First and foremost, the UBI is not likely to ever be paid in the developing countries that will be hardest hit by robotization. Most of the companies using labor in developing nations are Western, and will use any savings gained by automation for UBI in Europe and North America, not Asia or Africa. Sweatshops are evil to be sure, but robotization could be even worse, rendering millions and millions of people unemployed, homeless and more impoverished than they were.
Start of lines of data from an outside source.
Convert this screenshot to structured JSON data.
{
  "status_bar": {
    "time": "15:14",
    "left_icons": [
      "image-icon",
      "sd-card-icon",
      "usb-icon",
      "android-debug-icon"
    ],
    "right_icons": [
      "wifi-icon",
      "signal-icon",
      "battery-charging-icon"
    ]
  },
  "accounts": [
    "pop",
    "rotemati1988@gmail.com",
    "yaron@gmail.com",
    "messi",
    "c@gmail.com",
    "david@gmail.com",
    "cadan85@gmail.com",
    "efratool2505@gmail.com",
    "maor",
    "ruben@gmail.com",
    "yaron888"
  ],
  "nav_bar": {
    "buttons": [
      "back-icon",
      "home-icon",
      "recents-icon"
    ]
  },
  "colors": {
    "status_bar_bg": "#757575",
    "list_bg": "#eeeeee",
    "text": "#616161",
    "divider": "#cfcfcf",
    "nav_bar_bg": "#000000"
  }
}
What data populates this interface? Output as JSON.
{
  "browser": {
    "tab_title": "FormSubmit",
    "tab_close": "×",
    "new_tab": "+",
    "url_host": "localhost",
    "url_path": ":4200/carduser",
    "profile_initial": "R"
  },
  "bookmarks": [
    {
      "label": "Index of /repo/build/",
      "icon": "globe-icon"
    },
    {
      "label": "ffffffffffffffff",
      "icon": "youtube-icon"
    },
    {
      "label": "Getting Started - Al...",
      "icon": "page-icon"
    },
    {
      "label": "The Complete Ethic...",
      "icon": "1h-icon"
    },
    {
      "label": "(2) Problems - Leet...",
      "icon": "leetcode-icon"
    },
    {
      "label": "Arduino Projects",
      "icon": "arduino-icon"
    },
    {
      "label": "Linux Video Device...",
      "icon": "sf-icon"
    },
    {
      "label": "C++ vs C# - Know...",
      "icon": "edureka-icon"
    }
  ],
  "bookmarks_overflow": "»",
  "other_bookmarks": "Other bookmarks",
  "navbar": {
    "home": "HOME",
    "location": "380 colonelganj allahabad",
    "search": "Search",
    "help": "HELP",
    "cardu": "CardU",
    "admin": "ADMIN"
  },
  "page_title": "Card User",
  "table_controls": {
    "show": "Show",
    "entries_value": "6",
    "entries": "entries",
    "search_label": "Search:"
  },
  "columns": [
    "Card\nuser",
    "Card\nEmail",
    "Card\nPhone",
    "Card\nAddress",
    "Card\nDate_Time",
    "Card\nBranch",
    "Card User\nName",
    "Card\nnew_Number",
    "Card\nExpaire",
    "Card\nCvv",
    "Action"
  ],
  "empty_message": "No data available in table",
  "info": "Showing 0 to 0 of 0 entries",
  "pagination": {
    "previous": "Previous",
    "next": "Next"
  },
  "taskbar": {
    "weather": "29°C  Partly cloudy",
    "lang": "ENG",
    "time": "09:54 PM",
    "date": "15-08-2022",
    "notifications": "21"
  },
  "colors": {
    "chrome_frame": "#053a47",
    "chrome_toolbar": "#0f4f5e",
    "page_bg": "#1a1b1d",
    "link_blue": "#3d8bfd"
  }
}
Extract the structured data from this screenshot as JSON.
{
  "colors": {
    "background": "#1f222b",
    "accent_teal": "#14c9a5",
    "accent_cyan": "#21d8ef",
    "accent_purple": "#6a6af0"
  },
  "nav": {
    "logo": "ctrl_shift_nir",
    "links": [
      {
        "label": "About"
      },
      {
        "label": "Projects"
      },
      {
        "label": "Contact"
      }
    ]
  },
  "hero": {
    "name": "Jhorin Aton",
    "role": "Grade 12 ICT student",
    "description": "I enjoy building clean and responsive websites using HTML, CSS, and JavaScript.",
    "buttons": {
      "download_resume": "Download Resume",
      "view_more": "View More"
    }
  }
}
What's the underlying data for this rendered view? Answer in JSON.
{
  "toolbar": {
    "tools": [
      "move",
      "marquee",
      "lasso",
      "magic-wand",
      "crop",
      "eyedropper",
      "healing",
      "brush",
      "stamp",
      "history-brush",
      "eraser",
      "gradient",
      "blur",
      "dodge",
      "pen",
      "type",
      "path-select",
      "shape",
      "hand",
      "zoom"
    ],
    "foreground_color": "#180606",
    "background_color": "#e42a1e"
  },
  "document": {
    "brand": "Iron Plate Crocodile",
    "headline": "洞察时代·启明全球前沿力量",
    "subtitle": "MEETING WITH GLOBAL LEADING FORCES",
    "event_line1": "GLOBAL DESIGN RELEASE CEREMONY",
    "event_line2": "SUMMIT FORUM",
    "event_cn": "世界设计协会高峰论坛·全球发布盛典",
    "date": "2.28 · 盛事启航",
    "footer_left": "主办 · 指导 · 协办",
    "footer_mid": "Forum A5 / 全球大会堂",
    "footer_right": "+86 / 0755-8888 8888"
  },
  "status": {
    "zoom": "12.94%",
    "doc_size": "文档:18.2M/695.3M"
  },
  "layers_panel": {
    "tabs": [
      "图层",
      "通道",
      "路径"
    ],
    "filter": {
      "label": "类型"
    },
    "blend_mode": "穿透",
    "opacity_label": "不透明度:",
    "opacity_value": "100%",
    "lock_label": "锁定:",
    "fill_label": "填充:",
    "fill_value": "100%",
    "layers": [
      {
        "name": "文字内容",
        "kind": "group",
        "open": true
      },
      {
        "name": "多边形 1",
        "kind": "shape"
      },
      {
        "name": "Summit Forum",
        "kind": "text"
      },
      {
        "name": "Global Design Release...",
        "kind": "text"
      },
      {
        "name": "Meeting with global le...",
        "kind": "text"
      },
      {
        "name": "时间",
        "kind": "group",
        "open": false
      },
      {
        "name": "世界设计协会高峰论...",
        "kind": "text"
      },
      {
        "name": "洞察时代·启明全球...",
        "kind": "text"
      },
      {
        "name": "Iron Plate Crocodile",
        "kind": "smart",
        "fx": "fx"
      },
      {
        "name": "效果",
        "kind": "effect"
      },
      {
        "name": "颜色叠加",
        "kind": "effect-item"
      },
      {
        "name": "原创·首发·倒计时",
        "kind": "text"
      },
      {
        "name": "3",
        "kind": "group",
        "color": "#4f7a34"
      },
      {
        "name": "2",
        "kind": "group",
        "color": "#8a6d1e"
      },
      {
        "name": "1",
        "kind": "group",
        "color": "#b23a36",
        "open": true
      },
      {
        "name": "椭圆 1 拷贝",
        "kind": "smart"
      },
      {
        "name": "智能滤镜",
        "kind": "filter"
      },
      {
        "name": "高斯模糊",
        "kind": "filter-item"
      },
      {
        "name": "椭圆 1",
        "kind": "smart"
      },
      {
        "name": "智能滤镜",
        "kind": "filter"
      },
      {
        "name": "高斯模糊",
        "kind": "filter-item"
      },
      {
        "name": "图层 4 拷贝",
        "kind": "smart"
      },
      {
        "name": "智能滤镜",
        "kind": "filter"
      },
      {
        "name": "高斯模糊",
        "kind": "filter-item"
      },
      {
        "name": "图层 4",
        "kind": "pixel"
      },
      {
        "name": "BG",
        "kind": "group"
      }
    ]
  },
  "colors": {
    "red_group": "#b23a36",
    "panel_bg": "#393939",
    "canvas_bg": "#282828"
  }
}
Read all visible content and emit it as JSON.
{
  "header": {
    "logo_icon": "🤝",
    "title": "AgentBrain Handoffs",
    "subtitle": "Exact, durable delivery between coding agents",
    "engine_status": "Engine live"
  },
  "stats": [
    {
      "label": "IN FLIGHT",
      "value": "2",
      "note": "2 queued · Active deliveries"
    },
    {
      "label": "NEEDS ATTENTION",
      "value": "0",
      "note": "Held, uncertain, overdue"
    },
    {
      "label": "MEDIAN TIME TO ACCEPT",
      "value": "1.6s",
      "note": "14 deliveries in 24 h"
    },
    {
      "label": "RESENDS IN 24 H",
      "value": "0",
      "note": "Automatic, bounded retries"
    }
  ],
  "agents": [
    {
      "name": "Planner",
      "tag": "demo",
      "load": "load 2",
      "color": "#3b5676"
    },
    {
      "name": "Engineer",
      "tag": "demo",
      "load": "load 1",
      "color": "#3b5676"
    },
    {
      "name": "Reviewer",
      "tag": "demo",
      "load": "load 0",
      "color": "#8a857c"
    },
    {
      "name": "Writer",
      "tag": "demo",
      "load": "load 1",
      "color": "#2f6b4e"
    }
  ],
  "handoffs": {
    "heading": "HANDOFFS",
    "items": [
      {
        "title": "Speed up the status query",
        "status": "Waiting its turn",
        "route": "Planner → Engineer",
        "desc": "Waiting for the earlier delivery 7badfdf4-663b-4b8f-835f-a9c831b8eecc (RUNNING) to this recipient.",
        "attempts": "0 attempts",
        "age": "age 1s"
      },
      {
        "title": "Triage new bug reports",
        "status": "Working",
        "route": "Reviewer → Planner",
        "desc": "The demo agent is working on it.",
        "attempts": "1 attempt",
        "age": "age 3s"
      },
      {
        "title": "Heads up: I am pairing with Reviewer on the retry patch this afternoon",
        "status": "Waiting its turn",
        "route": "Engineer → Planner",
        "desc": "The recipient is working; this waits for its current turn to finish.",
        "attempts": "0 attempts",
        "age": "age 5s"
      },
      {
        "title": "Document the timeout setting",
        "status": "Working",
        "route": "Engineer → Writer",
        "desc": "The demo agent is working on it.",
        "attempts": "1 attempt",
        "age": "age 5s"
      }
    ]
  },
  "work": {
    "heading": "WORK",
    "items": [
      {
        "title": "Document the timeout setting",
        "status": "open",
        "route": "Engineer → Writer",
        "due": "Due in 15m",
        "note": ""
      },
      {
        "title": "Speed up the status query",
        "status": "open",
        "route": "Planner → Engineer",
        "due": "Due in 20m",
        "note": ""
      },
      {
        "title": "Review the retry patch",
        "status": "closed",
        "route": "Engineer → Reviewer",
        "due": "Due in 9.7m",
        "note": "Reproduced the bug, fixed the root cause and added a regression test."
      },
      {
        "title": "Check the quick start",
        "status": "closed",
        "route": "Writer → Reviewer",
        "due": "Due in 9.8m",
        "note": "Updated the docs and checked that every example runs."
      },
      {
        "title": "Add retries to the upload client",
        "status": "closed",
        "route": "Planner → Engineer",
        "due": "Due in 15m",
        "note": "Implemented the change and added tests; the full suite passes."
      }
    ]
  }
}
In the developed world, since universal basic income payments would be given to all citizens, including high-income earners, the proposal would likely actually transfer funds away from the most impoverished and vulnerable to the more affluent.
Additionally, it’s an economic fact that the more money goes into more people’s hands means one thing: inflation. As more dollars are handed out without being tied to any sort of material value creation, each individual dollar deteriorates in value. It’s highly likely that the poorest people—those a UBI is most meant to protect – will be no better off in terms of buying power.
Total Control?
Beyond those concerns exist various others. For example, it has been proposed that in order to get your UBI, you will need a mandatory biometric ID marker—it’s being argued as a surefire way to expedite UBI processing, especially when tied to bank accounts. It may sound like a conspiracy theory, but in fact, trial runs of biometric repositories have already started in many places, most notably India, where the Aadhaar program is the world’s largest biometric database, with 1.2 billion participants. Some see this program as a first step toward UBI implementation, with dire consequences. Welcome to the true surveillance state.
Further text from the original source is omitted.